Ha confermato” E deficit del bilancio del Cojop che è dell’ordine di 460 milioni di euro (…) Il principio è che ci saranno contributi pubblici per colmare questo deficit, equamente tra lo Stato da una parte e le due regioni dall’altra. « . Il ministro ha proseguito: “ Ora siamo in procinto di implementarlo a livello operativo per definire chiaramente chi paga cosa nel budget del comitato organizzatore e nel budget di Solideo 2 ».

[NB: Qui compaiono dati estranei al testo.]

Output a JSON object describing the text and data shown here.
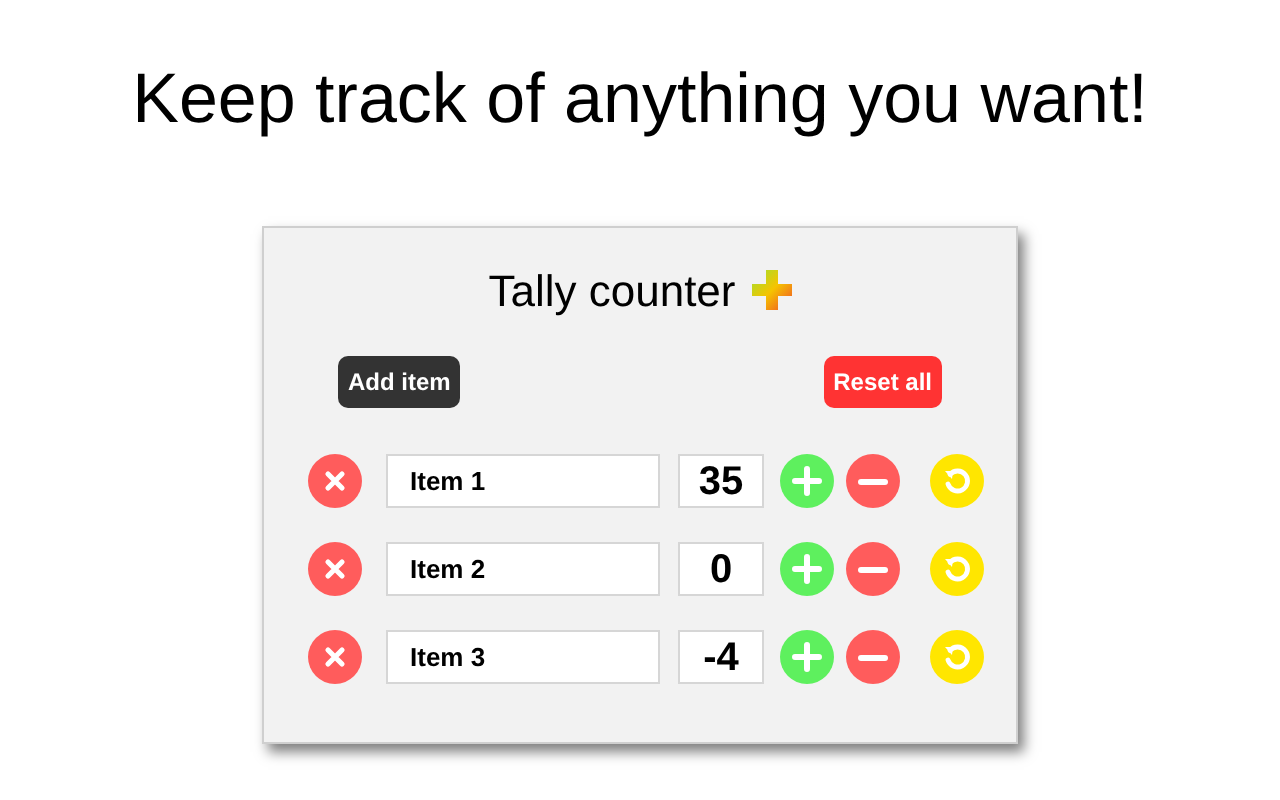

Quanto alla spinosa questione della governance, si deciderà a settembre, ha affermato il capo del movimento sportivo. “ Siamo d’accordo sul quadro generale. Avremmo un comitato organizzatore e un Solideo, questo è chiaro. Nel Cojo ci sarebbe un organo di vigilanza, un consiglio di amministrazione o un consiglio di sorveglianza, con al suo interno le due regioni, i due comitati olimpici e paralimpici e lo Stato. Ci sarebbe poi un livello più operativo, ma bisognerebbe specificarne la forma giuridica e gli elementi. “, ha dettagliato. Se la garanzia dello Stato arriverà come previsto, una prova generale è prevista per il 22 luglio prima del gran orale del 24 mattina davanti alla sessione del CIO a Porte Maillot.